Tuesday, 3 February 2015




He is shuffling the cards, curious about the coming century. A century he knows he is unlikely to enter due to a family susceptibility to kidney disease. He cuts the deck and lays the cards on the table. Here is the story of talented excess. He lays down the queen of coins, Temperance, the ace of staves, The Empress, ace of cups, The World and The Lovers. Here is a person brought up by their grandmother, a person who then rebels and becomes uncontrollable. She is sent to a charity school but on leaving the stultifying atmosphere she is finally able to train as an artist, to be queen, empress, of her own destiny. An artist she travels to Paris to undertake further training. In Paris she dances naked in a cafĂ© and at parties in artists' studios, artists as renowned today as they were then. She is openly bi-sexual and not interested in a conventional relationship. She meets The Magician in Paris but the card following it, The Lovers, suggests that she already knew him.
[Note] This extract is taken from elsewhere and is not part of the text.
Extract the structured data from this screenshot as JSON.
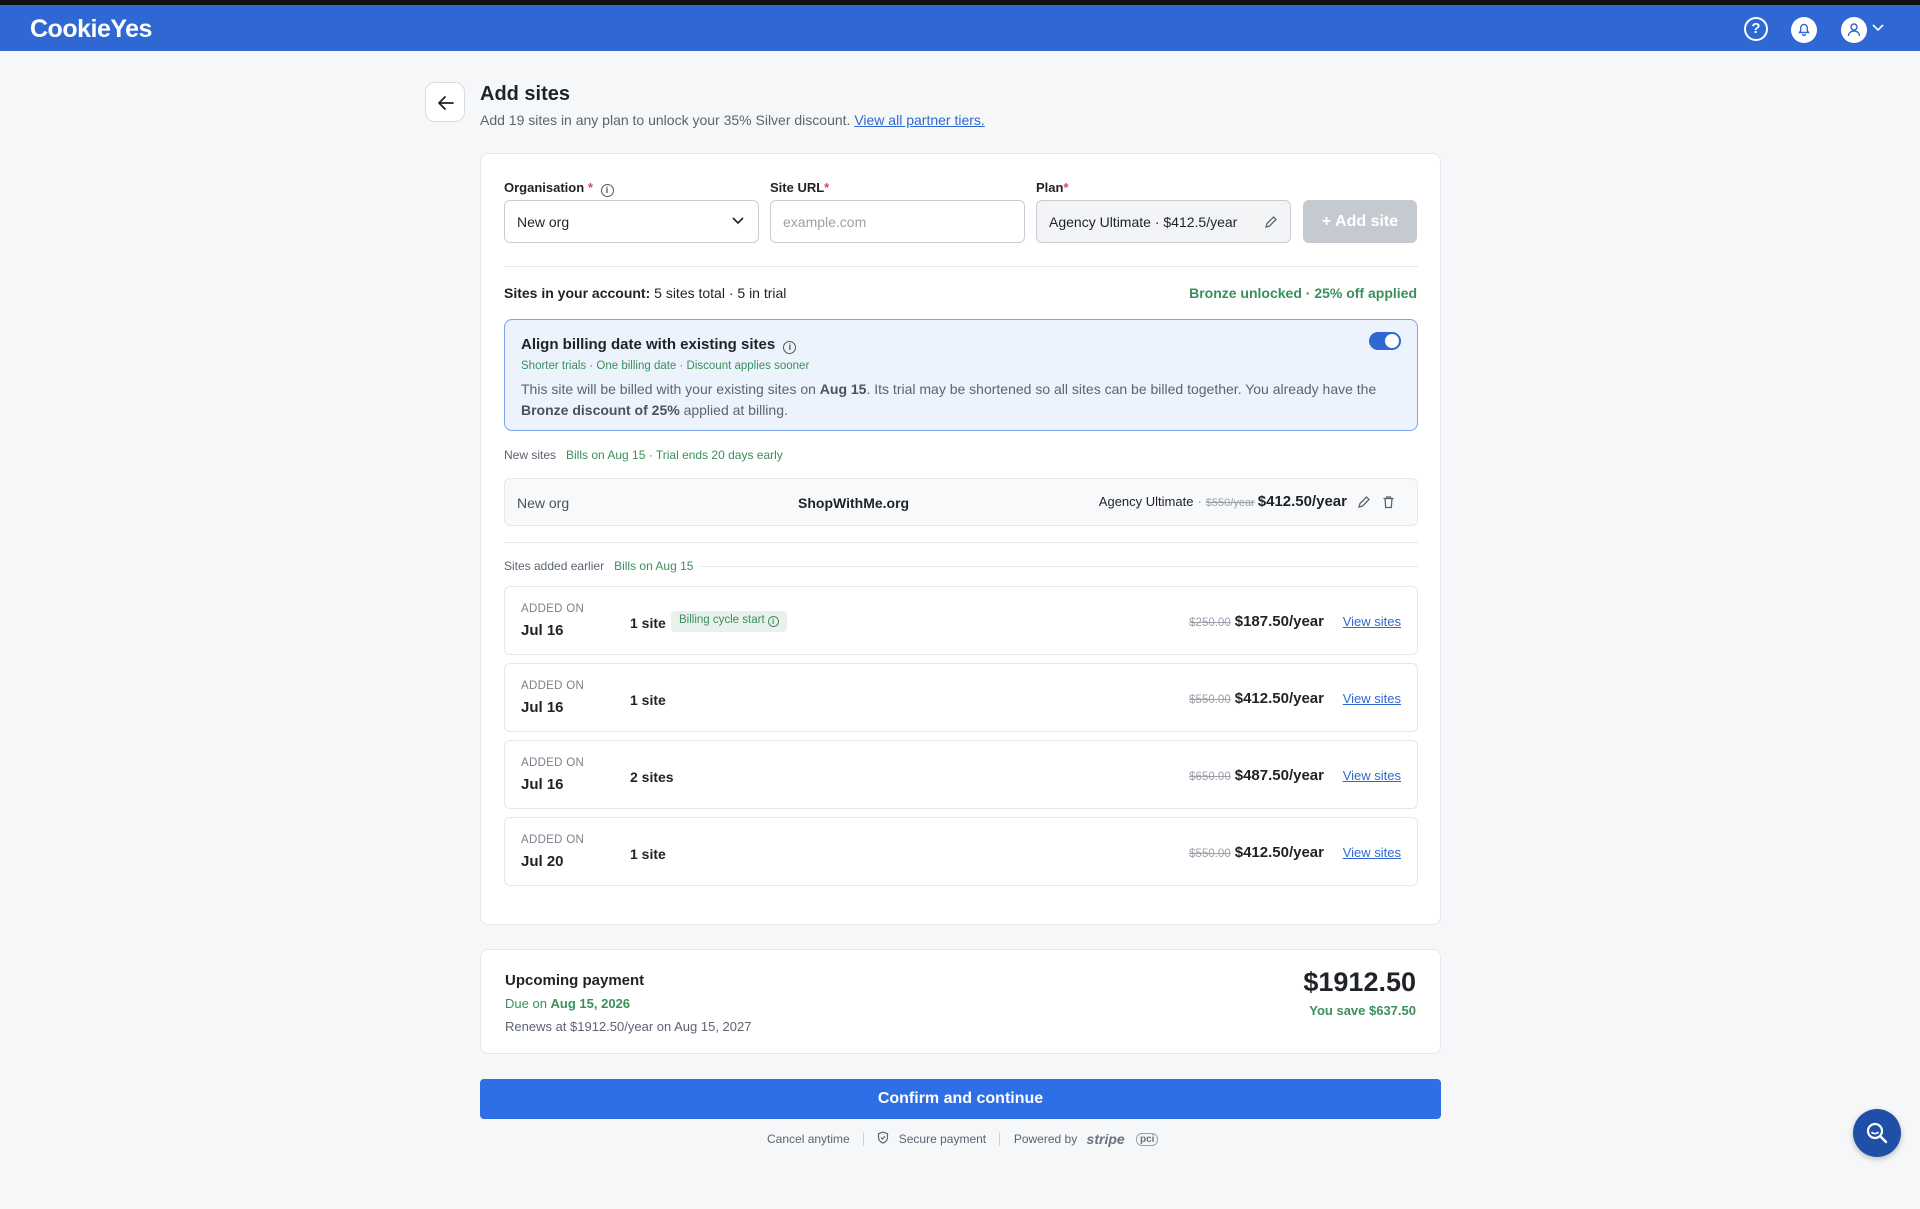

She became involved in design, the nine of cups, but the nine of cups  as much as it suggests a love of pattern and colour suggests an increasing problem with alchohol. The excess that has been so liberating now seems to be destructive. Despite the beginnings of decline, the page of wands shows she is able to exhibit her work widely. She publishes a book 'The Laughing Torso', The High Priestess, and it seems that the the magician's malign influence, The Devil, leads to a court case, Justice. Whatever the court decides the artist's problems become more extreme resulting in her falling to her death as her life crumbles, The Tower.